Guilford County Schools/Twitter
Debris is strewn through the campus of Peeler Elementary in Guilford County.

Schools closed in Guilford County (N.C.) district after tornado damages several campuses

April 17, 2018
3 damaged campuses will be closed for the rest of the school year; students will be relocated.

Schools in Guilford County, N.C., were closed Monday and will remain closed Tuesday after a powerful tornado struck the area and damaged several schools.

The Greensboro News & Record reports that three schools sustained so much damage that they will remain closed for the rest of the school year.

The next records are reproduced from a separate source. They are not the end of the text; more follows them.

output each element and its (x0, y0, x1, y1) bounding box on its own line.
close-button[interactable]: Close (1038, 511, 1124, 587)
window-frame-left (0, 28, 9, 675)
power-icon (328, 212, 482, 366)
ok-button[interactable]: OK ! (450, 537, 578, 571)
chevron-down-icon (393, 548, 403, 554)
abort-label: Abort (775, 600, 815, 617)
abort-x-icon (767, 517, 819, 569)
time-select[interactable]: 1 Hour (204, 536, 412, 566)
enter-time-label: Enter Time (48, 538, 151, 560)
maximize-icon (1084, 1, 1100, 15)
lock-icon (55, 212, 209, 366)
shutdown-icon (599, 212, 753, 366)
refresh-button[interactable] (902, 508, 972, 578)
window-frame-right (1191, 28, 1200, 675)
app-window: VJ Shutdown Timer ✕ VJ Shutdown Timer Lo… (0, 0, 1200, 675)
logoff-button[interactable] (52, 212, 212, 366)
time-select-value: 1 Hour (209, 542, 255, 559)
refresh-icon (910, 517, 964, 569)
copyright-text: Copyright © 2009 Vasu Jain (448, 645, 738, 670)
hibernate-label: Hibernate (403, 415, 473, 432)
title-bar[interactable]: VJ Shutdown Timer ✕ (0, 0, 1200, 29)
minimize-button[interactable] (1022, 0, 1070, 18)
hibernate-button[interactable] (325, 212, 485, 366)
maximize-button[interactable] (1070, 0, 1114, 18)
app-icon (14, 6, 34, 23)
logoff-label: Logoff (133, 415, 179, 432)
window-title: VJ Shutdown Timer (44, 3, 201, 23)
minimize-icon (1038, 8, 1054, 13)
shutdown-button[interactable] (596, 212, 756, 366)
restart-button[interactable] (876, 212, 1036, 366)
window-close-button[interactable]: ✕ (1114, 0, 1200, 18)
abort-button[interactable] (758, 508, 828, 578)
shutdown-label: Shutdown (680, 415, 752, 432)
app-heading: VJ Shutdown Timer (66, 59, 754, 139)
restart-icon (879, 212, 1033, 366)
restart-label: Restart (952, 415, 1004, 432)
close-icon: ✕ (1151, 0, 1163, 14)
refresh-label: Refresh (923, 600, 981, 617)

Sixteen schools remained without power Monday afternoon.

The district has more than 73,000 students in 126 schools.

The Guilford County school board voted in an emergency session Monday to relocate students from the three damaged schools to campuses that have additional space.

The affected schools, according to WXII-TV: Hampton Elementary, which has 297 students, will relocate to Reedy Fork Elementary. Reedy Fork has 424 students and has space for 870 students.

Peeler Elementary, which has 291 students, will relocate to Bluford Elementary. Bluford has 276 students and space for 567 students.

Erwin Montessori, which has 252 students, will relocate to Alamance Elementary. It has space for 854 students.

The relocations will be in effect through the end of the academic year.

Hampton Elementary received the most damage, says Guilford County Schools Chief Operating Officer Scott McCully. Behind the school, what used to be a few mobile unit classrooms are now a pile of debris. The high branches of trees behind the school were strewn with bright yellow insulation materials. 
 
Big evergreens were down in front of the school, and a metal walkway covering had twisted. The roof was still on the school, but looked damaged. Roofing material and other debris lay everywhere. A piece of metal wrapped around a power line as if it were fabric.

"I've been in just a partial part of the building, just in the entryway," McCully says. "Quite a bit of broken glass, a lot of furniture moved around, some water damage as well, so we've got a pretty extensive cleanup at this school."